Think about it before you talk to your boss. Here’s what science has to say about all this, too.
The Melbourne Institute of Workers published a study which found that people over 40 achieve better results at work and are more productive if they work just three days a week. When you read about it, think about what is being said all the time. For some scientists, there is a magic number: three.
The Melbourne Institute of Applied Economics studied work habits of 3,500 women and 3,000 men using several cognitive tests including reading, counting, letter and number operations, limited time frames and similar tasks.

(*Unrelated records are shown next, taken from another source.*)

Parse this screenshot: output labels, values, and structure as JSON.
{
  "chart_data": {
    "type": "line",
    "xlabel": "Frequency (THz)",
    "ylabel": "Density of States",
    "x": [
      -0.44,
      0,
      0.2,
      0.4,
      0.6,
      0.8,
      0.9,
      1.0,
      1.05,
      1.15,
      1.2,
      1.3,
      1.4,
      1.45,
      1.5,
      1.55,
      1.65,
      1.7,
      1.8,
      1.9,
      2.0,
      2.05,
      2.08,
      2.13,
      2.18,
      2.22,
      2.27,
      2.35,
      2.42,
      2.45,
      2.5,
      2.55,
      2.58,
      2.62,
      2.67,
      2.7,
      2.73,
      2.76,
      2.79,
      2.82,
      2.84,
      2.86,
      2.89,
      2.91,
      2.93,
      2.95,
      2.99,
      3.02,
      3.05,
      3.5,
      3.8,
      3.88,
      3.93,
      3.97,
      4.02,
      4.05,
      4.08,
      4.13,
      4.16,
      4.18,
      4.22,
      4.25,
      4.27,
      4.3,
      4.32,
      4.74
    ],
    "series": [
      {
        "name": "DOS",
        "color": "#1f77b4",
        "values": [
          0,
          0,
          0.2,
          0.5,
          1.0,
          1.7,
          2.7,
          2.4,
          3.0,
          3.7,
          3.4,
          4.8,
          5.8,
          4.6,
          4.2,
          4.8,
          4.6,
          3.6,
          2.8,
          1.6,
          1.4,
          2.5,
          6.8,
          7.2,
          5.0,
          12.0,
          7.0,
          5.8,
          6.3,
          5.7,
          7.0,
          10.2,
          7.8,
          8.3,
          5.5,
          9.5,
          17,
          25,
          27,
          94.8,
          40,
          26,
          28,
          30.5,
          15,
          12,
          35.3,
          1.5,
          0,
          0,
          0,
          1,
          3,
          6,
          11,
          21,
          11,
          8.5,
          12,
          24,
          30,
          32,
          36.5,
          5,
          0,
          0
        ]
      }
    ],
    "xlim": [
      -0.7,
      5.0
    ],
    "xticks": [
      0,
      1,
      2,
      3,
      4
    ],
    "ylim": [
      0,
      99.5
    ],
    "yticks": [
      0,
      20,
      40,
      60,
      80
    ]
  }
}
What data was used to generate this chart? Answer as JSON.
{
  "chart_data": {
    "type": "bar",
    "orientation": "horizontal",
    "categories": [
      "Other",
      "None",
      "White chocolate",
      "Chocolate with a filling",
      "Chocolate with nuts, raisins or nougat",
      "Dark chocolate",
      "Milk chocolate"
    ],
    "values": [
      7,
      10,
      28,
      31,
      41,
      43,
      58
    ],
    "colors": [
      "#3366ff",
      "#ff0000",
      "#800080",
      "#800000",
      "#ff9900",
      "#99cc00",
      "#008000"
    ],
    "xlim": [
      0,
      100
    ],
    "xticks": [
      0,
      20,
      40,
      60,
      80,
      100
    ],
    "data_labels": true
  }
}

Taking into account differences in quality of life, economic well-being, family structure and working status, economists found that the most productive were those who worked an average of 25 hours per week.
In addition, overall cognitive performance increases around the 25th working hour, after which it decreases due to fatigue and stress.
A working week from Monday to Wednesday is good for both employees and employers. But it can be a double-edged sword. On the one hand, it stimulates brain activity; on the other, working hours for certain types of tasks can lead to fatigue, stress and impairment of cognitive function, says economics professor Colin McKinsey.
You may also be willing to talk to your boss about all this, and why and how you can do it effectively.